Current location - Training Enrollment Network - Mathematics courses - What are the core technologies of big data?
What are the core technologies of big data?
Big data technology system is huge and complex, and its basic technologies include data acquisition, data preprocessing, distributed storage, database, data warehouse, machine learning, parallel computing, visualization and so on.

1. Data acquisition and preprocessing: FlumeNG real-time log acquisition system, which supports customizing various data senders in the log system for data acquisition; Zookeeper is a distributed open source distributed application coordination service, which provides data synchronization service.

2. Data storage: Hadoop, as an open source framework, is specially designed for offline and large-scale data analysis, and HDFS, as its core storage engine, has been widely used in data storage. HBase is a distributed, column-oriented open source database, which can be considered as the encapsulation of hdfs, and its essence is data storage and NoSQL database.

3. Data cleaning: As the query engine of Hadoop, MapReduce is used for parallel computing of large-scale data sets.

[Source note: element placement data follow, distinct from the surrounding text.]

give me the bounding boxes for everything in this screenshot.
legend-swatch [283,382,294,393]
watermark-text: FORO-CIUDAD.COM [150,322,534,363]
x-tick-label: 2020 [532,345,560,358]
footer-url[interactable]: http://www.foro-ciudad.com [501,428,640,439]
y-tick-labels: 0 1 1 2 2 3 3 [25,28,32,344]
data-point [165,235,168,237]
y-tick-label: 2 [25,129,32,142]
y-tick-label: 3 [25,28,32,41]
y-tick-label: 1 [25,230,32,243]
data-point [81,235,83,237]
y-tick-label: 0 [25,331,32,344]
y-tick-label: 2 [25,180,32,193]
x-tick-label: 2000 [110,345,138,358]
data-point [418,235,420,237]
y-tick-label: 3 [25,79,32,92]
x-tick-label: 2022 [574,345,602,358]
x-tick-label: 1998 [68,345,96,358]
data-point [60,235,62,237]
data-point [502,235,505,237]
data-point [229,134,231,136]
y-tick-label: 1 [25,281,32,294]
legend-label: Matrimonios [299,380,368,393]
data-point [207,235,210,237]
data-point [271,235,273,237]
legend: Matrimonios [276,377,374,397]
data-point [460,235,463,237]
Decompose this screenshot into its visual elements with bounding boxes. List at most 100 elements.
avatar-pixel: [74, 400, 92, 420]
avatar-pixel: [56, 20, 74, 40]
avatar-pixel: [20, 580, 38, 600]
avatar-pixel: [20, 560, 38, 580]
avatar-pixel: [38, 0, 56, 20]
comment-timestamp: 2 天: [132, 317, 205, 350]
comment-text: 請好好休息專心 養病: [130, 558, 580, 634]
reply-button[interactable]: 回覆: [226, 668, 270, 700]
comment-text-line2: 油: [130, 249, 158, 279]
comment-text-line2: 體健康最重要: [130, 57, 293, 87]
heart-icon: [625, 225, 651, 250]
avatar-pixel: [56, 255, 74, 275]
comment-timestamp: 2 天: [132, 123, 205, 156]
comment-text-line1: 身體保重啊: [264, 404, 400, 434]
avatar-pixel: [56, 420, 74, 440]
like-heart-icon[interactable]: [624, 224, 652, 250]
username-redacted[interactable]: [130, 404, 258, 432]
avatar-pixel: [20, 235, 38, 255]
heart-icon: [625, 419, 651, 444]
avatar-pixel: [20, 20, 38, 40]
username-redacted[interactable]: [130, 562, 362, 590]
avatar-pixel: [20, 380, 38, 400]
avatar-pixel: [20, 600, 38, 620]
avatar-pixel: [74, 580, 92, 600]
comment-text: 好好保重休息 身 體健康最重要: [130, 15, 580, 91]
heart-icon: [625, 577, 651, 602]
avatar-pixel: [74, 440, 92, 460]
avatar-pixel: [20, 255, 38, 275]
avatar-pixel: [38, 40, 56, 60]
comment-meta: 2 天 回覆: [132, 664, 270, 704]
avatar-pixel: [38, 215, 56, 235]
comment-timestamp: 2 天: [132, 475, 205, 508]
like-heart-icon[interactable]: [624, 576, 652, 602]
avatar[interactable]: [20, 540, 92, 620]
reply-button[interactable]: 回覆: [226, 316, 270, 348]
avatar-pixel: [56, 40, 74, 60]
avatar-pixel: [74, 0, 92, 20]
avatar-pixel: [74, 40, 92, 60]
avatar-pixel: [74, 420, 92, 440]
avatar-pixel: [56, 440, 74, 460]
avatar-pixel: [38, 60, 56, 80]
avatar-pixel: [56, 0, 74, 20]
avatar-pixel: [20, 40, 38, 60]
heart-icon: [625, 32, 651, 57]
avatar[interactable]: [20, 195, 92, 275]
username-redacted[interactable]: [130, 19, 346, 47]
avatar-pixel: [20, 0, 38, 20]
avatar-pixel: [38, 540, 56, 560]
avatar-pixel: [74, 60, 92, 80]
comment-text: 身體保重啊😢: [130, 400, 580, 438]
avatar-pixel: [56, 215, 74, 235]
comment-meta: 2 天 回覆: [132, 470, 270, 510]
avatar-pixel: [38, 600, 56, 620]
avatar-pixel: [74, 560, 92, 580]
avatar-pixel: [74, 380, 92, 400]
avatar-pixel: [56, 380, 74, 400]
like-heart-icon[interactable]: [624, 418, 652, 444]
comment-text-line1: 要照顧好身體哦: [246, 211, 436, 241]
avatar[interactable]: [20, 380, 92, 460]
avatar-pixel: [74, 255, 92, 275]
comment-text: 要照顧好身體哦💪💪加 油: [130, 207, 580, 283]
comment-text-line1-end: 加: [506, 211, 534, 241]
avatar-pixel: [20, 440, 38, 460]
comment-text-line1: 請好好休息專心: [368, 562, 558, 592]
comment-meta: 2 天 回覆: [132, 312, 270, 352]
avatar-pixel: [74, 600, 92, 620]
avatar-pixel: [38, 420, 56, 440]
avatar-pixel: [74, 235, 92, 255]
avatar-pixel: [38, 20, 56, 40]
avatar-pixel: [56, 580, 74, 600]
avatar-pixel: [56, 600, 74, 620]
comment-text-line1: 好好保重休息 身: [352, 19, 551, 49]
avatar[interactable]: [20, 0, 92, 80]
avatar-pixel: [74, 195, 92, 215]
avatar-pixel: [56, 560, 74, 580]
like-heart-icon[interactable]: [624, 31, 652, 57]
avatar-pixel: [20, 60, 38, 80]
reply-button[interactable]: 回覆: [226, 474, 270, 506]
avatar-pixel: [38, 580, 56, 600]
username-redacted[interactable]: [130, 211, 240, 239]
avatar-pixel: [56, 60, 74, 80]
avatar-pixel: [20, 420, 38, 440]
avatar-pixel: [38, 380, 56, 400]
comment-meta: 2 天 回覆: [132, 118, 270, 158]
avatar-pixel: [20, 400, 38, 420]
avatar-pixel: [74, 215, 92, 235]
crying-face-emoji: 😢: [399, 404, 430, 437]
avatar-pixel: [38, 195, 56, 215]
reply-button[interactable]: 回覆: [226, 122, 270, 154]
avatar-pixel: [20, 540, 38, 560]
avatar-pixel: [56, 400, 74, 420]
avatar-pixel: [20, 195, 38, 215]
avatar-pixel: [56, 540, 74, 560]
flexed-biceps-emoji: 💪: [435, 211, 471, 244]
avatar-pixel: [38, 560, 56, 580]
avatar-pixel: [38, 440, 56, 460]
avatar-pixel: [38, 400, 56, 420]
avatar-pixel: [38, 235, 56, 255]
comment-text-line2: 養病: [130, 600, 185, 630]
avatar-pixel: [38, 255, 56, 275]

4. Data query analysis: The core work of Hive is to translate SQL statements into MR programs, which can map structured data into a database table and provide HQL(HiveSQL) query function. Spark supports in-memory distributed data sets, which can not only provide interactive queries, but also optimize iterative workload.

5. Data visualization: For some BI platforms, the data obtained from the analysis will be visualized to guide decision-making services.